Стоило лишь произнести слово Вальпараисо — и немедля в воображении возникали прилавки с рыбой, разложенной на водорослях, фрукты, выставленные на церковных папертях, витрины харчевен, в которых все пространство занимали апокалипсические раки-отшельники с Огненной Земли; и немецкие пивные вдоль большой улицы, где красно-черные колбасы подмигивали глазками из сала рядом с еще теплым слоеным яблочным пирогом-штруделем, осыпанным сахарной пудрой; и высокие, параллельно расположенные пассажирские подъемники, неутомимые, с оркестрами слепцов, игравших польки в подъездных туннелях, и ссудные кассы, в которых увидишь пояс с широкой пряжкой и ларец, разукрашенный ракушками, щербатый ланцет и черного головастика-идола с острова Пасхи, домашние туфли с вышитой надписью «Пода» (на левой) и «Рок» (на правой), обращенные носками к прохожему, с ослепляющим красноречием иллюстрируя Парадокс Зеркала Иммануила Канта…

С этим другим корнем, по названию Hop-Frog[340], напоминающим охваченного ужасом павиана, пытающегося в панике бежать и бегущего, не трогаясь с места, связано Рио-де-Жанейро: в квартале Итамарати среди муниципальных зданий, населенных акромегалическими статуями (всегда они в полтора, а то и в три без четверти раза больше натуральной величины героя или предтечи национально-освободительной борьбы, которых хотят увековечить), расположены лавки, где выставлены набальзамированные животные — боа, смотрящие на свет сквозь разноцветные стеклянные шарики, броненосцы, ягуары, цапли, мартышки, и там же лошади, оседланные и уже покрытые пылью, стоят на зеленых деревянных пьедесталах, будто в ожидании всадника, который никогда не придет — быть может, уже давно погиб и покоится в португальском пантеоне под сенью бразильских фламбойянов.

А этот корень, похожий на гнома с головой-брюшком, покачивающегося на тонких ножках, по прозванию Коротышка — Humpty-Dumpty, — из гаитянской столицы Порт-о-Пренс; там в предместье Ля Фронтьер, среди таверн с местной настойкой «тассо» и многолетней выдержки ромом из горного района Дондон, голые негритянки разлеглись в плетеных гамаках; поджидая очередного клиента, они сохраняют королевское высокомерие, как бы замкнувшись в себе и чуждаясь всего, — рукой слегка прикрыли вьющиеся жесткие волоски, повторяя жест Олимпии Манэ, хотя и не имеют о ней понятия.

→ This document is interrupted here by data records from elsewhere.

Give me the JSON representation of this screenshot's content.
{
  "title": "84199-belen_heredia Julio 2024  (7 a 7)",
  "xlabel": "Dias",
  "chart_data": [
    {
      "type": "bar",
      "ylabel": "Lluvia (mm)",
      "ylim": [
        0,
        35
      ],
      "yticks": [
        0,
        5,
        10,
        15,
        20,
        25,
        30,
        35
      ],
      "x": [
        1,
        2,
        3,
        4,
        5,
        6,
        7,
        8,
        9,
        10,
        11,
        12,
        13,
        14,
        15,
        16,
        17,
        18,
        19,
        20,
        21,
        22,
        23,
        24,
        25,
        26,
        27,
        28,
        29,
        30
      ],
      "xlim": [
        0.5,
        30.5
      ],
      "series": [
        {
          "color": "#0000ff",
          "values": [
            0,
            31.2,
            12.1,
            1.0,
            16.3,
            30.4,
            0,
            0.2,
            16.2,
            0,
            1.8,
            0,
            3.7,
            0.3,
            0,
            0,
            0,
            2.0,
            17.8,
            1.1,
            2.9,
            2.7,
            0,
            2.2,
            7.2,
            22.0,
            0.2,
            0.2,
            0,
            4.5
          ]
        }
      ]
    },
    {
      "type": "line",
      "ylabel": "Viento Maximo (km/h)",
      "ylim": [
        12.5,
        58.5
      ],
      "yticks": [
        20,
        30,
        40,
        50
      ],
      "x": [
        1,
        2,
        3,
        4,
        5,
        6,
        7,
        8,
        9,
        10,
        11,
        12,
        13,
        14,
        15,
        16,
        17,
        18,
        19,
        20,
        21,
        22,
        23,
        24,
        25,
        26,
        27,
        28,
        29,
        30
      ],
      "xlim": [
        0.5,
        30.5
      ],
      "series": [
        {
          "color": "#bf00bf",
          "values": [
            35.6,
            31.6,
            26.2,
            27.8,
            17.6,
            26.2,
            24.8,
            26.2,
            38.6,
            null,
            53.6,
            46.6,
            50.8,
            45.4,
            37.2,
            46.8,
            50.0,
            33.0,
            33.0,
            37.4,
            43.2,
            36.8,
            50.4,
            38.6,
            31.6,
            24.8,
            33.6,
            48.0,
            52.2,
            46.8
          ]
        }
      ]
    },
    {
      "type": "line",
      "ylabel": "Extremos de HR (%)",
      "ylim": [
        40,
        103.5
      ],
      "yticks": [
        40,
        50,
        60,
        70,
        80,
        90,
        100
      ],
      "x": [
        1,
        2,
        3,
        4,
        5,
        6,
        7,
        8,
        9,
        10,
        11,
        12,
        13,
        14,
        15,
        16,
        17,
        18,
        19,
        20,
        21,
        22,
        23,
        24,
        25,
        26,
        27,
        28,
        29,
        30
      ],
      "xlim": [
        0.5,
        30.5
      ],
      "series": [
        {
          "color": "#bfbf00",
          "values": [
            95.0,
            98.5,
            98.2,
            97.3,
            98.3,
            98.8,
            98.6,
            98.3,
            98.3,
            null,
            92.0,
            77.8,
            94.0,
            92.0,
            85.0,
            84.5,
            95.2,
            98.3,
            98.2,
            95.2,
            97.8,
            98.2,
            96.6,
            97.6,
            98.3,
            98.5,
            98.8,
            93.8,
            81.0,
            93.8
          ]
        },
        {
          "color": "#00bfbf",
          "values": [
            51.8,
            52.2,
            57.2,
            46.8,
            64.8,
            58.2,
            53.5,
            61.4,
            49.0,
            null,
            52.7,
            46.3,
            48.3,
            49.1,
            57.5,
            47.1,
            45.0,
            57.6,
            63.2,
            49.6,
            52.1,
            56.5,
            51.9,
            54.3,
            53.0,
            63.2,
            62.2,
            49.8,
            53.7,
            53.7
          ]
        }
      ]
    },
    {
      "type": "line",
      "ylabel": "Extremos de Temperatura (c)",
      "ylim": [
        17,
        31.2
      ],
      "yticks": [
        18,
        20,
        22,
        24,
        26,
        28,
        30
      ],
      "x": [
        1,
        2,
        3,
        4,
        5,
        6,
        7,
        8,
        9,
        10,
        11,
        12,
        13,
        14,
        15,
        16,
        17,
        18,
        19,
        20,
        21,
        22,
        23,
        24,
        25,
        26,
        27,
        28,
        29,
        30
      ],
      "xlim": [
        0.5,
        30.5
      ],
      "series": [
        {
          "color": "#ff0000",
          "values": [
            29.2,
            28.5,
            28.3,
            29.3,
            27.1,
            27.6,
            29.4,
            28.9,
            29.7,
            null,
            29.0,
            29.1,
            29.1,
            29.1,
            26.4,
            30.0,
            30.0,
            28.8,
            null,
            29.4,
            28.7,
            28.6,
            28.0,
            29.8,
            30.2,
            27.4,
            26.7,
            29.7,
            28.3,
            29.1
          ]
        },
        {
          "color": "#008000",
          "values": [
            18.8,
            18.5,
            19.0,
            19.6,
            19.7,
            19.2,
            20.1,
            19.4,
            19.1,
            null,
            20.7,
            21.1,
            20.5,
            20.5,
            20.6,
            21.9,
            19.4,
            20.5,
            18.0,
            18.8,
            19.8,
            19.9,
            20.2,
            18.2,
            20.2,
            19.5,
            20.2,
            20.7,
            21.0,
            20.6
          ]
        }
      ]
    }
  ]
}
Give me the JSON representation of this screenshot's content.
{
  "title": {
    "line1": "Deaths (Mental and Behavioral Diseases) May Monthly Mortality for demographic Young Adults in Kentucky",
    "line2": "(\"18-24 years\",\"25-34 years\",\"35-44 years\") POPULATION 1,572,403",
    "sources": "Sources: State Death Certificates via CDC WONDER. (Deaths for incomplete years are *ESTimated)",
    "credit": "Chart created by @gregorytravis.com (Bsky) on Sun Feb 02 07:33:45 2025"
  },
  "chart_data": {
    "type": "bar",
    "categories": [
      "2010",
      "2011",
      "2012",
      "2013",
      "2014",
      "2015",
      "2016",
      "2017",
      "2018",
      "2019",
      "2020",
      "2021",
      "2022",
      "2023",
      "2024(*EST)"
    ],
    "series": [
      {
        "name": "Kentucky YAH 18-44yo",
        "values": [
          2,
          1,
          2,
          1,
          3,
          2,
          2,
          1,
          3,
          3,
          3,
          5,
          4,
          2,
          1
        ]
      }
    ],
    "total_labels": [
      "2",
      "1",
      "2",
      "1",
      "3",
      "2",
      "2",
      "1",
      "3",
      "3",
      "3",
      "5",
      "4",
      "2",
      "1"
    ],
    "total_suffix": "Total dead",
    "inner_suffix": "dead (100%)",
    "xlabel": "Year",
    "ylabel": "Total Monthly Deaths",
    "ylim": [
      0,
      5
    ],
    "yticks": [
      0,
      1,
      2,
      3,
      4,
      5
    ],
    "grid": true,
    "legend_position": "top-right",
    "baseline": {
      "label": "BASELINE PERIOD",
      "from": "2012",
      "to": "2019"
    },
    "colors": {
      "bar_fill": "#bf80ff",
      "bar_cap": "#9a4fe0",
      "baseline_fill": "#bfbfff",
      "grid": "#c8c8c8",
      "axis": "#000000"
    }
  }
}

А консульский агент мне уже показывает «Эразма Роттердамского» — корень из мексиканского порта Веракрус, поразительно схожий видом своим с погруженным в размышления гольбейновским гуманистом; и «Пикрошоля с Мердайлем»[341] — бамбуковые корни, точно раблезианские задиристые вояки, нацелившиеся копьями; и химерическое «Коксигрю» с длинным клювом и зубчатым гребнем — не то журавля, не то петуха; и «Кикимору» с растрепанными волосами и шпорами; и три корневища от одного ствола, точь-в-точь Pieds-Nickles — с никелированными, что ли, ногами (которых хорошо знал, а почему бы и не знать, если в течение ряда лет я подписывался на парижское издание «Л'эпатан»), и немного поодаль романтически перепутанный клубок из кубинских мангровых зарослей, названный «Присцилианской ересью»[342], и там же лиана-танцовщица «Анна Павлова» и «Циклоп», который красным камнем, инкрустированным во лбу, как бы наблюдавший за сумасбродным миром, взгромоздившись на консоли с другими корнями-монстрами — с «Лернейской гидрой», с «Рэкемской колдуньей»[343], оседлавшей метлу, что составляла с ней одно целое, с шестифутовой «Великой Молчальницей», словно выточенной из растительного базальта, — правда, у нее не было прямых намеков на женские формы, однако расположение частей ее корпуса, совсем как в символах йорубов[344], пластичность и упругость линий, наслоенные округлости, выпуклости и вогнутости вызывают безошибочную реакцию руки, поднимающейся, чтобы прикоснуться к ним…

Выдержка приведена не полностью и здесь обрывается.